Blondies, for those of you unfamiliar, are a brilliant dessert creation that takes a chocolate chip cookie, and mashes it into bar form, reminiscent of its brownie cousin. My Mom made blondies for us growing up, and they have remained a key dessert on my easy-and-failsafe shortlist; requiring only that you dump ingredients into one bowl, mix, add in some treats, and bake. These Rich and Salty Coconut Blondies are a densely gooey treat. As many of our North American readers have cool temperatures this long weekend, consider firing up your oven to bake these decadent Rich and Salty Coconut Blondies. This recipe is adapted from Mark Bittman.

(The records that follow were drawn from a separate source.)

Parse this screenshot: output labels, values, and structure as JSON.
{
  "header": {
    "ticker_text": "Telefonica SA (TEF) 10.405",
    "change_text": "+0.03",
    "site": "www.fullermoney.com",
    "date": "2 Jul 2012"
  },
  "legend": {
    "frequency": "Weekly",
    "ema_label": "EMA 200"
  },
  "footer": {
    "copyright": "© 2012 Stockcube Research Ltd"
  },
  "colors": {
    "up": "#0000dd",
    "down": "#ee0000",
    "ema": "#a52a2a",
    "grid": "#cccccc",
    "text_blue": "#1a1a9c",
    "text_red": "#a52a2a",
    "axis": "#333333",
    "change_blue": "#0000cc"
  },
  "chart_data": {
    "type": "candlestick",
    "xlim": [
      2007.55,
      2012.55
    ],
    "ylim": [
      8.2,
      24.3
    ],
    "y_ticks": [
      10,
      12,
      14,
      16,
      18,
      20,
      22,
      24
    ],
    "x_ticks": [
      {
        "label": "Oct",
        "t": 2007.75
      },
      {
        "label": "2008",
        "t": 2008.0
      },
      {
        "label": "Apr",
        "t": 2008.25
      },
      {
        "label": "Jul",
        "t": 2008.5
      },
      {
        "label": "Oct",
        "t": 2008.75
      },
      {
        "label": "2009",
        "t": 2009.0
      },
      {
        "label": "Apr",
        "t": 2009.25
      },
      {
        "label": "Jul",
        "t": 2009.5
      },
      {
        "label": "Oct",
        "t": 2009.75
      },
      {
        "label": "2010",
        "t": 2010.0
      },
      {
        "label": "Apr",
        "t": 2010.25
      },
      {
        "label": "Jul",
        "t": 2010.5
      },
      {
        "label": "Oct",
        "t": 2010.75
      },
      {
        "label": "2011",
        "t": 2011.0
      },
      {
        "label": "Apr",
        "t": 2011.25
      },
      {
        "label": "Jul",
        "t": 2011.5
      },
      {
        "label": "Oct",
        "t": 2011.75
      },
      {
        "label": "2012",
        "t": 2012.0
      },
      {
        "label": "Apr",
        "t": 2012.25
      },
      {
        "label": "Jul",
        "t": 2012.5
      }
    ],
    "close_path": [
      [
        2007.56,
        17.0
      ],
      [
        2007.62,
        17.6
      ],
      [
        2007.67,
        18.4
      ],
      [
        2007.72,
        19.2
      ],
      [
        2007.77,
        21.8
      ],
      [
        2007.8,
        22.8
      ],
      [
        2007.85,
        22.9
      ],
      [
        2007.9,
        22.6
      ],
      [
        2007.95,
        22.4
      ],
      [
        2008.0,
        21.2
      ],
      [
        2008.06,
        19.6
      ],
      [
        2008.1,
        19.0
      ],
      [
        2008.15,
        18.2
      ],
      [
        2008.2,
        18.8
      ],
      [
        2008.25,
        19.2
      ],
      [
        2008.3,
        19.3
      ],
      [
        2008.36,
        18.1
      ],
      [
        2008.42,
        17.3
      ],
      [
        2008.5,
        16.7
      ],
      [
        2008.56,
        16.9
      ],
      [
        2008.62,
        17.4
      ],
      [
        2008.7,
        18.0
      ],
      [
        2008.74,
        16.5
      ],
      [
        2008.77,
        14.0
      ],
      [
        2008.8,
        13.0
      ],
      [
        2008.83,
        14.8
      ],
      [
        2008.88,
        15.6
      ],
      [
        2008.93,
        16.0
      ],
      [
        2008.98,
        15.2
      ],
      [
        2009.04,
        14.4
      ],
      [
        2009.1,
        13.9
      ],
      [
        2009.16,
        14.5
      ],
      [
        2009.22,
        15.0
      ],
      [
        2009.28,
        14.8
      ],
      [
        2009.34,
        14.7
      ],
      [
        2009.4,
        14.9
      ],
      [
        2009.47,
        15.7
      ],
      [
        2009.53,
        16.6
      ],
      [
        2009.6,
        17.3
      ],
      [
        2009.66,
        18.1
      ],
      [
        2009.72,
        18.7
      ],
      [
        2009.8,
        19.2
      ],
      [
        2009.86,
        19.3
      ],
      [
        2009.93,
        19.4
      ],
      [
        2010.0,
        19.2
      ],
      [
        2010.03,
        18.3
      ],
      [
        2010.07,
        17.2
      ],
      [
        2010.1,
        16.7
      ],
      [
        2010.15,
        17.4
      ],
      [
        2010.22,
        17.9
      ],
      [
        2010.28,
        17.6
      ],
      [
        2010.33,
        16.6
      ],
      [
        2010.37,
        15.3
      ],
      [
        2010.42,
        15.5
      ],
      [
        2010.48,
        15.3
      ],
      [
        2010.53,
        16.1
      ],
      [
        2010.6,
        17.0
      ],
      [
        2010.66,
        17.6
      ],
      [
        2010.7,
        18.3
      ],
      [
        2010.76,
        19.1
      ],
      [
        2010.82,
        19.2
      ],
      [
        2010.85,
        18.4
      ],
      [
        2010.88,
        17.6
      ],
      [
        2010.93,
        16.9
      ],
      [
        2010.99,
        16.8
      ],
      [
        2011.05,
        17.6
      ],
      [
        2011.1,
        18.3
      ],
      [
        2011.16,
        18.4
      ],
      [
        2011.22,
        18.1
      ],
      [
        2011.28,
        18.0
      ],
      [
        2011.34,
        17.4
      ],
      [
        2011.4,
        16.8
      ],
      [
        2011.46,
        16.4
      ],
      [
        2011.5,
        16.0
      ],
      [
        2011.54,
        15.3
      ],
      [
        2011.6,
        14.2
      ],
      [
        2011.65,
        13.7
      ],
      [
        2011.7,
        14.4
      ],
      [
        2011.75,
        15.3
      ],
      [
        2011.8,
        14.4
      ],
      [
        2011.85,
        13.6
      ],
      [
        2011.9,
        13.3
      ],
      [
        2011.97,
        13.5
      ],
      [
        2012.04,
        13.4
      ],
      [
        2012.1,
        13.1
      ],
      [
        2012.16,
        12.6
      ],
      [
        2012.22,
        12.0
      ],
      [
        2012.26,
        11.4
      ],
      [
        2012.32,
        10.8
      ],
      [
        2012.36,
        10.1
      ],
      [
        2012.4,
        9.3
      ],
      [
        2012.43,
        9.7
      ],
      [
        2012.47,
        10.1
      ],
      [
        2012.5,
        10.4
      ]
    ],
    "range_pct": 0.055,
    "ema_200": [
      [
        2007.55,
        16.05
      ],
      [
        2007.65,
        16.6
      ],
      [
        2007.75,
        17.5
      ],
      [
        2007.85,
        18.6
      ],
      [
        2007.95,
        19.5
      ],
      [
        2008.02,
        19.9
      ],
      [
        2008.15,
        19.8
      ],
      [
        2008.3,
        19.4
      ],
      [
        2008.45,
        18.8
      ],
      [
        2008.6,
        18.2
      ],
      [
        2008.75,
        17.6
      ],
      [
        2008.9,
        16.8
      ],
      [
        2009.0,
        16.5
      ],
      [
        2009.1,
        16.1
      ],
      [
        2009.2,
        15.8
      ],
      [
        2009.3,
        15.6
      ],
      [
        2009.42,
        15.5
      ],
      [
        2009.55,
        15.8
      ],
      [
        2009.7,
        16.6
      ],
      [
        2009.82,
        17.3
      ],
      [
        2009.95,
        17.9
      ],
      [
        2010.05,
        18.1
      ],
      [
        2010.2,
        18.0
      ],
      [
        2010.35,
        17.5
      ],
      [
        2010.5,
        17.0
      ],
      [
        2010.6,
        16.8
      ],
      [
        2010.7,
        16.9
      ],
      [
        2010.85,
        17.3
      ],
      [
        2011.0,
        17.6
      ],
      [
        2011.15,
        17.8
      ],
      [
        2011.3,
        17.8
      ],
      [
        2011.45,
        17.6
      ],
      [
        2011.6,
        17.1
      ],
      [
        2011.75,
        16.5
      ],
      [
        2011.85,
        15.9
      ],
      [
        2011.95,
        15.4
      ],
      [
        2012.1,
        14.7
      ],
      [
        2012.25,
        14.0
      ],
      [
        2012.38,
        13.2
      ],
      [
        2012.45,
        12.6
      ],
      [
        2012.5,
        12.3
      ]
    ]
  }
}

Yield: 1 8x8 pan, about 16 small bars
- 8 tablespoons salted butter (melted and cooled slightly)
- 1 cup brown sugar
- 2 teaspoons vanilla
- 1 egg
- 1/4 teaspoon kosher salt
- 1 cup flour
- 3/4 teaspoon baking powder
- 1 cup chocolate chips
- 1/2 cup toasted shredded coconut (unsweetened)
- 1/4 cup salted peanuts, whole or halved
- Preheat the oven to 350 and grease or prepare an 8 by 8-inch baking pan.
- Once your butter is slightly cooled, pour into a large mixing bowl and add the brown sugar, vanilla and egg. Stir with a spatula to combine.
- To your butter mixture, add the flour and baking powder, stir thoroughly to combine. Finally, add the chocolate chips, coconut and peanuts, and stir to evenly distribute.
- Pour the thick batter into your baking dish and bake for 20-25 minutes. You are looking for a shiny top and light golden brown color, err on the side of under rather than over baking.
We find these taste best when they are fully cooled and at room temperature or even refrigerated.